Trailer Couplers, Balls and Jacks
Revised by BoatUS editors in April 2012
Couplers, Mounts, and Balls are critical components for successful trailering. Any bent, rusted, or corroded parts can cause damage to your trailer and tow vehicle, and can complicate basic hookup. The latch should be tight enough to prevent accidental separation, but not so tight as to cause undue friction. Always use a lubricant on moving parts of couplers and balls. Never mismatch ball to coupler (i.e., a 2" ball should only marry up to a 2" coupler). Some trailer balls are of the nut variety so that you can attach different balls to the same shaft, others are one integral unit with the shaft. Some shafts have multiple balls and some are offsett to allow for taller and shorter towing vehicles. The shaft/bolt of the hitch ball should be snug, and always use a lock washer and inspect regularly. Many boats are destroyed when the trailer ball loosens up and the trailer separates from the tow vehicle. A failure here or elsewhere with the system could result in trailer separation and serious injury or death.

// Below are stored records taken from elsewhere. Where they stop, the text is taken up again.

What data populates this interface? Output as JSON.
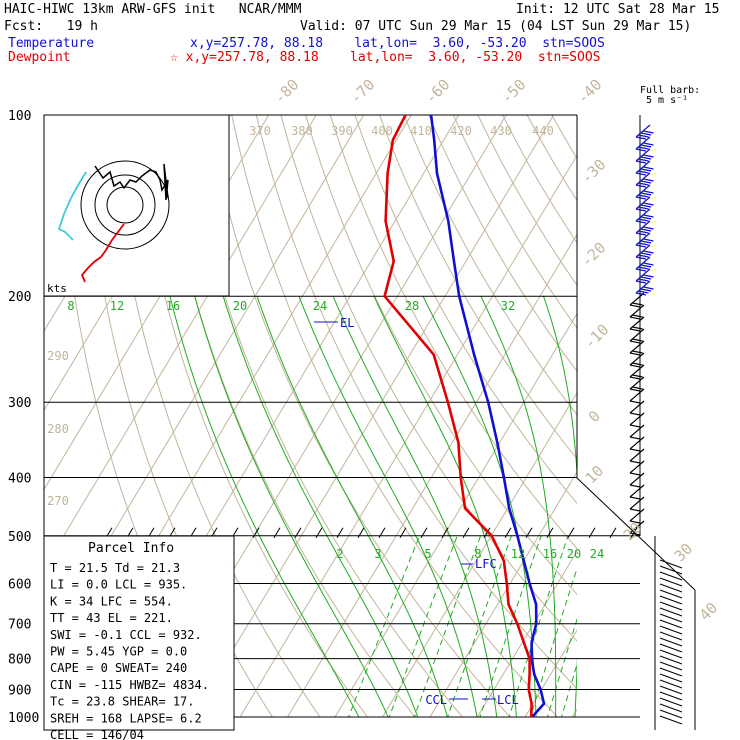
{
  "header": {
    "line1_left": "HAIC-HIWC 13km ARW-GFS init   NCAR/MMM",
    "line1_right": "Init: 12 UTC Sat 28 Mar 15",
    "fcst": "Fcst:   19 h",
    "valid": "Valid: 07 UTC Sun 29 Mar 15 (04 LST Sun 29 Mar 15)",
    "temp_label": "Temperature",
    "temp_info": "x,y=257.78, 88.18    lat,lon=  3.60, -53.20  stn=SOOS",
    "dew_label": "Dewpoint",
    "dew_info": "☆ x,y=257.78, 88.18    lat,lon=  3.60, -53.20  stn=SOOS"
  },
  "barb_legend": {
    "line1": "Full barb:",
    "line2": "5 m s⁻¹"
  },
  "hodograph_label": "kts",
  "parcel_info": {
    "title": "Parcel Info",
    "rows": [
      "T  =    21.5  Td =  21.3",
      "LI =     0.0  LCL =  935.",
      "K  =      34  LFC =  554.",
      "TT =      43  EL  =  221.",
      "SWI =   -0.1  CCL =  932.",
      "PW =    5.45  YGP =   0.0",
      "CAPE =     0  SWEAT=  240",
      "CIN =   -115  HWBZ= 4834.",
      "Tc =    23.8  SHEAR=  17.",
      "SREH =   168  LAPSE=  6.2",
      "CELL = 146/04"
    ]
  },
  "colors": {
    "temperature": "#1010d0",
    "dewpoint": "#e00000",
    "dry_adiabat": "#c2b59b",
    "moist_adiabat": "#22aa22",
    "isobar": "#000000",
    "isotherm": "#c2b59b"
  },
  "chart_data": {
    "type": "line",
    "chart_kind": "skew-T log-P sounding",
    "y_axis": {
      "label_values": [
        "100",
        "200",
        "300",
        "400",
        "500",
        "600",
        "700",
        "800",
        "900",
        "1000"
      ],
      "pressures": [
        100,
        200,
        300,
        400,
        500,
        600,
        700,
        800,
        900,
        1000
      ],
      "log_scale": true
    },
    "isotherm_labels": [
      "-80",
      "-70",
      "-60",
      "-50",
      "-40",
      "-30",
      "-20",
      "-10",
      "0",
      "10",
      "20",
      "30",
      "40"
    ],
    "dry_adiabat_labels": [
      "370",
      "380",
      "390",
      "400",
      "410",
      "420",
      "430",
      "440",
      "290",
      "280",
      "270"
    ],
    "moist_adiabat_labels_upper": [
      "8",
      "12",
      "16",
      "20",
      "24",
      "28",
      "32"
    ],
    "moist_adiabat_labels_lower": [
      "2",
      "3",
      "5",
      "8",
      "12",
      "16",
      "20",
      "24"
    ],
    "series": [
      {
        "name": "Temperature",
        "points": [
          [
            1000,
            21.5
          ],
          [
            950,
            22.3
          ],
          [
            900,
            19.8
          ],
          [
            850,
            16.6
          ],
          [
            800,
            14.0
          ],
          [
            750,
            11.9
          ],
          [
            700,
            10.6
          ],
          [
            650,
            8.1
          ],
          [
            600,
            4.1
          ],
          [
            550,
            0.0
          ],
          [
            500,
            -4.5
          ],
          [
            450,
            -9.7
          ],
          [
            400,
            -14.7
          ],
          [
            350,
            -20.5
          ],
          [
            300,
            -27.5
          ],
          [
            250,
            -36.5
          ],
          [
            200,
            -47.0
          ],
          [
            175,
            -52.5
          ],
          [
            150,
            -58.8
          ],
          [
            125,
            -67.2
          ],
          [
            110,
            -72.0
          ],
          [
            100,
            -75.8
          ]
        ]
      },
      {
        "name": "Dewpoint",
        "points": [
          [
            1000,
            21.3
          ],
          [
            950,
            19.7
          ],
          [
            900,
            17.3
          ],
          [
            850,
            15.6
          ],
          [
            800,
            13.6
          ],
          [
            750,
            10.2
          ],
          [
            700,
            6.6
          ],
          [
            650,
            2.3
          ],
          [
            600,
            -0.7
          ],
          [
            550,
            -4.2
          ],
          [
            500,
            -9.9
          ],
          [
            450,
            -19.0
          ],
          [
            400,
            -23.8
          ],
          [
            350,
            -28.7
          ],
          [
            300,
            -36.0
          ],
          [
            250,
            -45.0
          ],
          [
            200,
            -62.7
          ],
          [
            175,
            -65.2
          ],
          [
            150,
            -72.0
          ],
          [
            125,
            -77.6
          ],
          [
            110,
            -80.7
          ],
          [
            100,
            -81.2
          ]
        ]
      }
    ],
    "annotations": [
      "EL",
      "LFC",
      "CCL",
      "LCL"
    ]
  }
}
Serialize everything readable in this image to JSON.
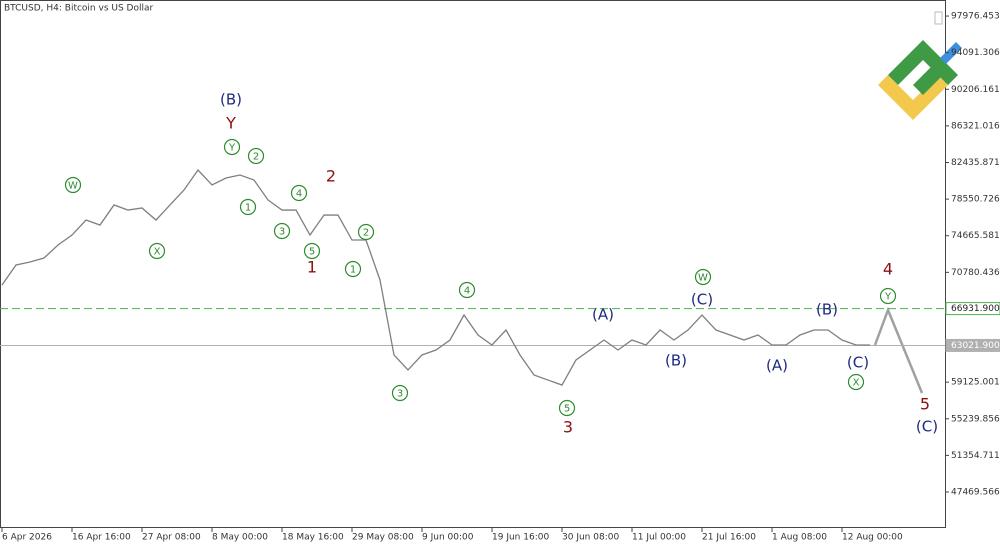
{
  "chart_data": {
    "type": "line",
    "title": "BTCUSD, H4:  Bitcoin vs US Dollar",
    "categories": [
      "6 Apr 2026",
      null,
      null,
      null,
      null,
      "16 Apr 16:00",
      null,
      null,
      null,
      null,
      "27 Apr 08:00",
      null,
      null,
      null,
      null,
      "8 May 00:00",
      null,
      null,
      null,
      null,
      "18 May 16:00",
      null,
      null,
      null,
      null,
      "29 May 08:00",
      null,
      null,
      null,
      null,
      "9 Jun 00:00",
      null,
      null,
      null,
      null,
      "19 Jun 16:00",
      null,
      null,
      null,
      null,
      "30 Jun 08:00",
      null,
      null,
      null,
      null,
      "11 Jul 00:00",
      null,
      null,
      null,
      null,
      "21 Jul 16:00",
      null,
      null,
      null,
      null,
      "1 Aug 08:00",
      null,
      null,
      null,
      null,
      "12 Aug 00:00",
      null,
      null
    ],
    "series": [
      {
        "name": "BTCUSD",
        "color": "#7f7f7f",
        "values": [
          69440,
          71560,
          71880,
          72300,
          73680,
          74740,
          76330,
          75800,
          77930,
          77390,
          77610,
          76330,
          77930,
          79520,
          81640,
          80050,
          80790,
          81110,
          80580,
          78460,
          77390,
          77390,
          74740,
          76860,
          76860,
          74210,
          74210,
          69970,
          62010,
          60420,
          62010,
          62540,
          63600,
          66250,
          64130,
          63070,
          64660,
          62010,
          59890,
          59350,
          58820,
          61480,
          62540,
          63600,
          62540,
          63600,
          63070,
          64660,
          63600,
          64660,
          66250,
          64660,
          64130,
          63600,
          64130,
          63070,
          63070,
          64130,
          64660,
          64660,
          63600,
          63070,
          63070
        ]
      }
    ],
    "ylim": [
      43650,
      99680
    ],
    "yticks": [
      97976.453,
      94091.306,
      90206.161,
      86321.016,
      82435.871,
      78550.726,
      74665.581,
      70780.436,
      59125.001,
      55239.856,
      51354.711,
      47469.566
    ],
    "hlines": [
      {
        "value": 66931.9,
        "label": "66931.900",
        "color": "#4caf50"
      },
      {
        "value": 63021.9,
        "label": "63021.900",
        "color": "#b0b0b0"
      }
    ],
    "annotations": [
      "(B)",
      "Y",
      "Y",
      "W",
      "X",
      "2",
      "1",
      "3",
      "4",
      "5",
      "1",
      "2",
      "2",
      "1",
      "3",
      "4",
      "5",
      "3",
      "(A)",
      "(B)",
      "W",
      "(C)",
      "(A)",
      "(B)",
      "(C)",
      "X",
      "4",
      "Y",
      "5",
      "(C)"
    ]
  }
}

Always secure the trailer with crossing chains from the trailer to the trailer hitch to prevent total separation should the coupler equipment fail. These should be provided with the trailer and replaced when impaired with rust or other issues. Some trailers also include a safety hookup to stop the trailer should the coupling system fail. Follow manufacturer’s instructions.
Tongue Jacks make it easy to hook your boat up to your tow vehicle without back strain. Your boat can easily be rolled on a hard surface from one place to another. With these your boat can be tilted slightly bow up to drain excess water from rain, snow, etc. These typically come in both fixed and adjustable heights and they should include a swing-away feature to prevent hitting something in the roadway.